- Nokia CEO Pekka Lundmark spies growth opportunities across the board
- Finnish vendor believes the value of its total addressable market (TAM) has increased
- Re-engagement in China 5G RAN market also helps, even if it’s only small initially
- Huawei swap-out business is being won, but numbers aren’t being shared
Buoyed by its better-than-expected performance during the first half of this year, Nokia has increased its projected full year revenues by €1 billion, increased its operating margin forecast to around 11% from 8.5% (mid-point of ranges published) and shared its belief that the vendor’s total addressable market (TAM) – basically, the value of the business it is chasing with its current portfolio – is growing faster than previously expected. (See Nokia fixes its sights on further growth after strong Q2.)
Nokia estimates that its TAM will grow by 5% during 2021 to be worth €113 billion – previously it had expected growth of 3%. (See chart below.)
Nokia CFO Marco Wirén said during the vendor’s second quarter earnings presentation that the increase in TAM growth rate “has primarily been driven by mobile networks, where we have seen rising investments in 5G.”
For its Mobile Networks division, the vendor believes the TAM will grow in value by 6% to €46 billion (compared with 3% growth previously forecast) and that’s excluding China, where Nokia has just picked up some 5G radio access network business for the first time.
During today’s second quarter earnings call, CEO Pekka Lundmark noted the vendor, which has been playing catch-up with its main rivals in the 5G radio access network market while it upgrades its portfolio with products based on its own ReefShark SoC, had been “targeting full portfolio competitiveness through 2021. The launch of our new AirScale radio and baseband product platforms at the end of June was a major piece of that… We expect to have largely caught up with the competition by the end of the year, and… in some areas we could even lead the market.”
As for China, Lundmark isn’t getting too excited just yet: “We were recently awarded 4% market share in the China Mobile and China Broadcast Network 700 MHz 5G joint bid, positioning us as the third [largest] vendor” in terms of business awarded, a long way behind Huawei and ZTE which as usual picked up the vast majority of the business. “We believe this is a good endorsement of our improved product quality,” said the CEO, but later added that “the Chinese market is highly competitive, and typically with this type of deal the margin is lower in the beginning and then there is an opportunity to increase over time.

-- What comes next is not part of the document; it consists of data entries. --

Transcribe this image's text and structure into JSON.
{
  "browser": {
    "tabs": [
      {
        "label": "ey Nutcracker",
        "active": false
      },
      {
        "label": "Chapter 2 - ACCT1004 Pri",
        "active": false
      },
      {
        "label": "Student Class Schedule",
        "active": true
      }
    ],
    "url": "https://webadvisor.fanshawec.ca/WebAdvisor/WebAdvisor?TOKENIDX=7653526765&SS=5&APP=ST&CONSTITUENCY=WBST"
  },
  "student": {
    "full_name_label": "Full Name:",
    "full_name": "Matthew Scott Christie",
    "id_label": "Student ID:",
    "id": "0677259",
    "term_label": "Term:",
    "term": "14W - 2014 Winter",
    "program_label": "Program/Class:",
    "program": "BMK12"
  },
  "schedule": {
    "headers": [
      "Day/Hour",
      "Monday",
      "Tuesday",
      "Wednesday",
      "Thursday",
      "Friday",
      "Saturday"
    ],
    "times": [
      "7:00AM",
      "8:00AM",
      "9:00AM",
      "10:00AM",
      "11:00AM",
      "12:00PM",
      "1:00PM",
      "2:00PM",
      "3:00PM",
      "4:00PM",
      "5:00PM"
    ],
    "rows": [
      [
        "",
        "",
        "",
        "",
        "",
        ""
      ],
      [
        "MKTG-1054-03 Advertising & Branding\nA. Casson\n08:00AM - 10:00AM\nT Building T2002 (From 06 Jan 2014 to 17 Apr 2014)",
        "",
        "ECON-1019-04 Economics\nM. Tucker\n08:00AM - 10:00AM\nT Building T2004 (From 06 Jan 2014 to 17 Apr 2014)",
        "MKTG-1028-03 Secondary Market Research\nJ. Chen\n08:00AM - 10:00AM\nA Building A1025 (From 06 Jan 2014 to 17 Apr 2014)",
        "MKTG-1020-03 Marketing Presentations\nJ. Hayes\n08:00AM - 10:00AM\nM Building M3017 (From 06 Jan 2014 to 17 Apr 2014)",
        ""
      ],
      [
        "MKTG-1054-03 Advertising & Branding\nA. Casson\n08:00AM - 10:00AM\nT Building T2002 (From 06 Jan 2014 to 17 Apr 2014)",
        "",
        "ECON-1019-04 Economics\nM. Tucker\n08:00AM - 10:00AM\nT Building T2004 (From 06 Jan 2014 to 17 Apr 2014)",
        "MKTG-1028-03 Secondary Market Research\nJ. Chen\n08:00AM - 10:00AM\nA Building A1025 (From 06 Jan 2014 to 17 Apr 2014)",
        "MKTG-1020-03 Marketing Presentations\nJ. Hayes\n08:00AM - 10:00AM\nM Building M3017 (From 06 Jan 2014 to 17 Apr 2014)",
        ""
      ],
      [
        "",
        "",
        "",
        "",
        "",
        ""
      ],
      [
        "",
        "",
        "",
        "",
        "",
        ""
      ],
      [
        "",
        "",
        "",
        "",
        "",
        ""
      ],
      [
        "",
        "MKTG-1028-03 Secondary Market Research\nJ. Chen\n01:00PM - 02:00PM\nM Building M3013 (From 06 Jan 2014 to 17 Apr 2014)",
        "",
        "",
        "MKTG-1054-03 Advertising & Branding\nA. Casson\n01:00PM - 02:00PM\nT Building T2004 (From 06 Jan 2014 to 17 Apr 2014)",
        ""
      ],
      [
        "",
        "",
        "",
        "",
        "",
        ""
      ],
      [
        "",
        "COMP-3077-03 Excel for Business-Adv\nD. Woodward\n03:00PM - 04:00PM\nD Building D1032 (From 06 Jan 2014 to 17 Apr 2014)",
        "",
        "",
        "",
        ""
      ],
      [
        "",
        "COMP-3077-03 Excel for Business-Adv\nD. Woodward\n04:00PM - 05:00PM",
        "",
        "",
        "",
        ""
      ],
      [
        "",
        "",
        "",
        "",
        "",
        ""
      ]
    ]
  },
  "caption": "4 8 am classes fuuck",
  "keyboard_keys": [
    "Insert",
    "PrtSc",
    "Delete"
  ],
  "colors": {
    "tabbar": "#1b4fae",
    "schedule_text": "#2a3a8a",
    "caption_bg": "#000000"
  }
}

But of course this is 4%, there's not more. It's 19,200 base stations, so you have to put it into perspective.”
For the fixed access, IP routing, optical and submarine sectors covered by the Network Infrastructure division (the star performer in terms of growth this year), the TAM growth rate hasn’t changed – it is still at 4%, which puts the TAM value at $42 billion, and that’s still a lot of business to chase. (Keep in mind also that the TAM number does not include Submarine Networks, which generated revenues of €226 million in the second quarter, up by a massive 73% year-on-year).
“We have seen an extremely strong growth in this business group in the first half with growth driven by all the businesses,” noted CEO Lundmark. “Our fixed networks business continues to benefit from what we believe is a structural shift from operators across the globe to increase home broadband connectivity. This has been accelerated as many workforces are likely to move to hybrid home office working model in the future: Nokia will actually be doing the same. We have also seen a significant, accurate acceleration in demand for our fixed wireless access solutions. I would also note that we are seeing good market share momentum in many areas of network infrastructure. This has been key to enabling our growth performance this year, and we have continued to work hard to deliver on our customers’ increasing demand, despite the global semiconductor shortage…. we feel confident about our midterm opportunities as we see a strong opportunity pipeline which, combined with new product launches to come in the second half of the year, should increase our product differentiation further.”
CFO Wirén noted during the earnings presentation that “we are aiming to increase our inventories, specifically on the semiconductor side as we've seen that supply is quite tight and it’s good to have more buffers here.” He even added that Nokia “would be able to grow faster if more components were available,” hinting at pent-up demand.
And when questioned about whether the Network Infrastructure division could continue to grow, or whether this was a short-term jump in business driven by the pandemic-induced shift to home working, CEO Lundmark noted: “We believe there is some kind of structural underlying change in the market, especially the home broadband connectivity, and then we are starting to see the effects of the 5G deployments also, [as operators] need connectivity for base stations – all that capacity that is needed there is boosting the IP and optical networks market, and there are reasons to believe this trend will continue. And when you then move to the next phase of the mobile network development, when the small cells and millimetre wave radios start to get more common, you will need even more capacity in base station connectivity. So, we are optimistic about the structural development of this market.”
Questions were also asked by financial analysts about how much incremental business Nokia is winning as Huawei gets squeezed from certain markets, but Lundmark wouldn’t get drawn too far on the topic, saying only that Nokia is picking up “about 50% of such opportunities but we are not quantifying how much that would be” in value.